ORIGINAL ARTICLE - Comparison of preoperative dose of pregabalin with celecoxib for attenuation of postoperative pain after open cholecystectomy


Amjad Ali, FCPS*, Khan Muhammad Babar, FCPS**

*Assistant Professor, Department of Anaesthesiology, Bolan Medical College Quetta (Pakistan)
**Assistant Professor Department of Surgery, Bolan Medical College Quetta (Pakistan)


Correspondence: Dr. Amjad Ali, Assistant Professor, Department of Anaesthesiology, Bolan Medical College Quetta (Pakistan); Phone: 03337924149, 081-2853352; E-mail: dramjad_ali@hotmail.com; amjadalidr@gmail.com

ABSTRACT

Objective: To evaluate the efficacy of a single preoperative dose of pregabalin in comparison to celecoxib for attenuating postoperative pain after open cholecystectomy.

Setup: Department of Anaesthesiology, Bolan Medical Complex Hospital, Quetta.

Design: Randomized, controlled trial.
Methodology: Sixty adult patients, 35–65 years of age, ASA physical status I or II, of either sex, undergoing elective open cholecystectomy were allocated randomly in this prospective, randomized, controlled study. Patients were randomly divided into two groups of 30 each, to receive either pregabalin 150 mg or celecoxib 200 orally 1 hour before surgery. Postoperative pain was assessed by a 10cm visual analogue scale, where 0 denoted no pain and 10 was taken as the worst imaginable pain. Sedation, postoperative nausea and/or vomiting and any other complication, were assessed periodically throughout the study time. Patients received inj. nalbuphine on demand during the postoperative period and nausea and vomiting were treated with metocloperamide 10 mg. Results were statistically analysed.
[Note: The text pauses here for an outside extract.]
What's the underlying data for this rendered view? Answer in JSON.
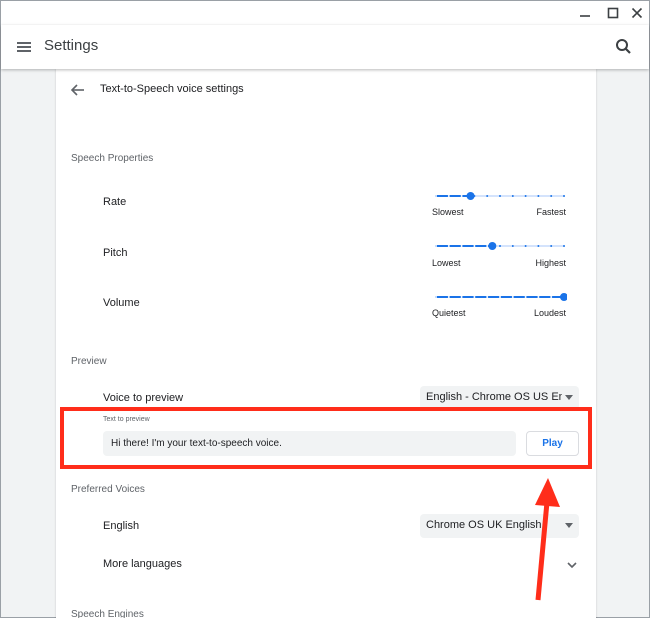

Results: Cumulative consumption of inj. nalbuphine over 24 hours was 13.5 ± 7.4 mg for pregabalin group, and 13 ±6.7mg for celecoxib group (P >0.05). No significant difference was found in frequency and severity of postoperative nausea and vomiting (PONV) during 24 hours (P > 0.05), although frequency of sedation was higher in pregabline group (P <0.05).

Conclusion: Preoperative single dose of pregabalin 150 mg provides no better pain relief when compared to celecoxib 200 mg, and high incidence of adverse effects were found in patients receiving pregabline before open cholycystectomy.

Keywords: Postoperative pain; Celecoxib; Pregabalin; Non-opioid analgesics; Open         cholecystectomy.

Citation: Ali A, Babar KM. Comparison of preoperative dose of pregabalin with celecoxib for attenuation of postoperative pain after open cholecystectomy. Anaesth Pain & Intensive Care 2012; 16(2): 137-141

INTRODUCTION

Historically, open cholecystectomy has been performed for the diseased gall bladder  for more than 100 years,1 but with the introduction of laparoscopy into general surgical practice in 1990,2 laparoscopic cholecystectomy is now considered as the first option for cholelithiasis.3 Unfortunately, a lack of facilities and expertise in laparoscopic techniques has restricted the operative options solely to open cholecystectomy in the Balochistan province of Pakistan. It has been suggested that pain is inadequately treated in more than fifty percent of the surgical patients.4 The goal in optimizing postoperative pain management should be to reduce pain, improve the quality of the patient's recovery, and facilitate early resumption of normal activities of daily living.5 The increased cost on prolonged indoor treatment has compelled anaesthesiologists to use multiple approaches to achieve these goals. Postoperative pain may result from diverse aetiologies and mechanisms; therefore, its management may be difficult to achieve with the use of one approach. Multimodal analgesia regimen, with a combination of opioid and non-opioid analgesics, is expected to enhance analgesic efficacy and reduce total opioid requirements and the side effects.6
Pregabalin and its developmental predecessor gabapentin, were originally developed as spasmolytic agents and adjuncts for the management of generalized or partial epileptic seizures resistant to conventional therapies.7 Like gabapentin, pregabalin has a proven role in treating neuropathic pain and postoperative pain after breast surgery, spinal surgery, and laparoscopic cholecystectomy surgeries.8
Recent research indicates that cyclooxygenase-2 (COX-2) inhibitors, a selective class of non-steroidal anti-inflammatory drugs (NSAIDs), could play an important role in perioperative pain by reducing the inflammatory response, modulating peripheral nociceptors, and attenuating central sensitization.9 The COX-2 inhibitors provide effective pain control, and a lesser degree of platelet dysfunction and gastrointestinal toxicity compared to nonselective NSAIDs.10 Celecoxib, a highly specific drug has shown excellent efficacy in relieving inflammation and the associated pain,11 particularly postoperative pain.12
No trial has compared the efficacy of single-dose administration of pregabalin and celecoxib for attenuating postoperative pain after open cholecystectomy. The aim of the present study was to fill this void and to compare the analgesic effects of both drugs and their side-effects as a multimodal analgesia in this particular setting.

METHODOLOGY
This double blinded, randomized, controlled trial was [M1] conducted at Bolan Medical Complex Hospital, which is a tertiary care health facility at Quetta (Pakistan), from July 2010 to July 2011. Departmental ethical committee approval and written informed consent from all patients was obtained. The use of visual analogue scale (VAS) was explained to the patients during pre- anaesthesia consultation.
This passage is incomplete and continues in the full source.